For a moment, he seemed to be on the verge of pushing them away, then his
demeanour changed and for the first time, both the girls saw the slightest
smile. 'I know you want to help me, and you have too, and I know I look as if
I've got a chip on my shoulder and maybe I have...It's just hard for me because
of other things...Thanks for trying...But don't get yourselves into
trouble...You've already become an enemy of hers...'
'Oh piffle!' said Priscilla, 'Roseanne Sole hates just about everybody, we're
only the newest on her list.
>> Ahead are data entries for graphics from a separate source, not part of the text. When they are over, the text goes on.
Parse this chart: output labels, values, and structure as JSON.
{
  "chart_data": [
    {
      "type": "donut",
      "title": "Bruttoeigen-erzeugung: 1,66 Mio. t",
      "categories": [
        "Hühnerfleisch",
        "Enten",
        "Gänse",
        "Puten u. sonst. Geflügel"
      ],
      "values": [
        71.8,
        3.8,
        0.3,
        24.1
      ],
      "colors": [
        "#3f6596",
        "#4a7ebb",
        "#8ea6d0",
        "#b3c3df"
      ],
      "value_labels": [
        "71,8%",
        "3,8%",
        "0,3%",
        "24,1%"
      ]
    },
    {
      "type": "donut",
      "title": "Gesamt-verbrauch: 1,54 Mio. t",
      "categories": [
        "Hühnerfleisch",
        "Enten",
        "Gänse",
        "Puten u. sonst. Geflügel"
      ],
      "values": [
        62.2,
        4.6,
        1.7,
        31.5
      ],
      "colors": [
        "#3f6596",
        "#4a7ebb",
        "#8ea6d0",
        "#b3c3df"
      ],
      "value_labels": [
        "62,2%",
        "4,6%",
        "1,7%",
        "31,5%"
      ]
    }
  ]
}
She's the one with the chip. We can take care of
each other. Don't be a loner...'
John blinked, and for a fraction of a second something glimmered in his eyes:
hope, need, trust? Then it was gone. 'Catchya later,' he mumbled, sliding off
between the other students.
Wednesday and Thursday passed without incident. Classes came and went.
Roseanne Sole kept her distance, though there were times both Priscilla and
Monique had the distinct feeling of being watched. Strangely, when they spoke
briefly with Tsuang-Tsu and the others, they too agreed that there seemed a
vague feeling of something ominous about to happen.
In the early hours after midnight on Friday morning, Priscilla and Monique
were suddenly aroused from sleep by the piercing sounds of constant, hysterical
screaming, echoing across the Quad from somewhere in the levels high above!